Il voulut s’en amuser et distraire les évêques qui avaient
beaucoup travaillé à établir le dogme qui allait asseoir son
pouvoir par le truchement de quelques bêtes maléfiques qui se
plieraient à la puissance de la nouvelle foi.
On
alla quérir le vénérable Lug qu’on installa au chœur de cette
docte assemblée. Clovis le pria de raconter comme il le faisait à
travers tout le pays. Lug s’exécuta de bonne grâce, pensant sans
doute conquérir le cœur de ces hommes sérieux. Hélas, les
personnages étaient à table et rien n’a moins d’oreille qu’un
ventre affamé de voluptés terrestres. Rares étaient encore ceux
qui écoutaient distraitement ces contes d’un autre temps.
Clovis
vit que l’homme n’était pas écouté, il le pria de se taire et
l’invita à rester là s’il voulait profiter des victuailles. Lug
lui sourit, se retira dans un coin, s’assit sur un trépied et
s’endormit. Quelque part en bord de Loire des guerriers abattaient
un vieux sanglier solitaire, un animal qui n’en pouvait plus
d’effrayer le voisinage. Des bûcherons arrivèrent pour mettre à
terre un chêne qui menaçait de s'effondrer à chaque instant.
Quand
le repas fut achevé, que les agapes n’eurent que trop duré, les
évêques et leur roi se retirèrent. Seul Mamert, l’évêque de
Vienne eut pitié du vieil homme qui dormait dans un recoin obscur.

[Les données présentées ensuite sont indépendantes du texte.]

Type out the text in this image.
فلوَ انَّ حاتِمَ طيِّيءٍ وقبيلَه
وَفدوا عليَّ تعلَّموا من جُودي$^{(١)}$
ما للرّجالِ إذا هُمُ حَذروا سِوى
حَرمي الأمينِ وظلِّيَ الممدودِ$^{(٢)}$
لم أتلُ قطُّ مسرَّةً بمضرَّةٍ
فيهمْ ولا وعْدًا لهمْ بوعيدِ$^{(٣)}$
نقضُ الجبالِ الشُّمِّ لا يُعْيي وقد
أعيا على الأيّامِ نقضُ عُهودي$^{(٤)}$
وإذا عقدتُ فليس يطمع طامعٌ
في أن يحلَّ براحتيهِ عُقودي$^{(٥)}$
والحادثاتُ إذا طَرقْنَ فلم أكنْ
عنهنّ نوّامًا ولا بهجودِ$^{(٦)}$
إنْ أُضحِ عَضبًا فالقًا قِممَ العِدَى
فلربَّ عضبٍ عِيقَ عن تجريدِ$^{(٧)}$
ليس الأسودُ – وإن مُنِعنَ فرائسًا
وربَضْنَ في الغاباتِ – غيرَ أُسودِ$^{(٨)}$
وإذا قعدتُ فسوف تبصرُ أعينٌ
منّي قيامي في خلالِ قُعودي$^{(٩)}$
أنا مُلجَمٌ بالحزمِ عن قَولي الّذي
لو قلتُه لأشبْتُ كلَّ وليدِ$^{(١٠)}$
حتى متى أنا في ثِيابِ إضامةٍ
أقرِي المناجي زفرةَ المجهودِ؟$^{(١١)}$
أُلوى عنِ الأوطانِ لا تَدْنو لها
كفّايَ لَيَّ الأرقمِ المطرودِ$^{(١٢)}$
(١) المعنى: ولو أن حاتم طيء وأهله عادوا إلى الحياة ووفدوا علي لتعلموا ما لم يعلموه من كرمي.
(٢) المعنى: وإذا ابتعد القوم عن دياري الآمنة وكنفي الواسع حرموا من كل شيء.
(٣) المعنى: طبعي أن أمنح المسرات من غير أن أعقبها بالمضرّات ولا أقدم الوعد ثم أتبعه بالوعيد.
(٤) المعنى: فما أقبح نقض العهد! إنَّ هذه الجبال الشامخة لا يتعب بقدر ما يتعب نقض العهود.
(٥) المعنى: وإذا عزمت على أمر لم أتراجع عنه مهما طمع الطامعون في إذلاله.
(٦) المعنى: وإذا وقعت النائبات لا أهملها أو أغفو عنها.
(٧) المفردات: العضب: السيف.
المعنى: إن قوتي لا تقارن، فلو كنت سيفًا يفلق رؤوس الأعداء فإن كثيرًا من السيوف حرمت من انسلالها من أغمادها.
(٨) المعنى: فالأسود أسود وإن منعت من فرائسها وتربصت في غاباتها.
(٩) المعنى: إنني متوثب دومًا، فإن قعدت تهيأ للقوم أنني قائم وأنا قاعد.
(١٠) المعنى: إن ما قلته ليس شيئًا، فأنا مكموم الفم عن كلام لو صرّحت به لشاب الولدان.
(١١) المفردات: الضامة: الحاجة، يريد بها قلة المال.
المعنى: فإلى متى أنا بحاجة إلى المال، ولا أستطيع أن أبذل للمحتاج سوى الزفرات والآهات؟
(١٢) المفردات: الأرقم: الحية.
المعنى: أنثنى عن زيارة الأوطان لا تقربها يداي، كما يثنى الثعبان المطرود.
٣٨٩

Il s'approcha de lui, lui posa la main sur l’épaule pour le
réveiller. Le vénérable veillard s’effondra, des milliers de
glands roulèrent à terre, Lug avait disparu à jamais, métamorphosé
en fruits du chêne.
Ainsi
meurent aussi les dieux quand ils ne trouvent plus de place dans le
cœur des hommes. Curieusement ce sont les plus doux et les plus
sages qui disparaissent les premiers. Lug avait subi la domination
d’autres qui portaient le glaive sans jamais reconnaître
officiellement ce peu glorieux attribut. Il avait été maître des
lumières et la sienne brille encore en bord de Loire, quelque part
dans les yeux des amoureux de la rivière.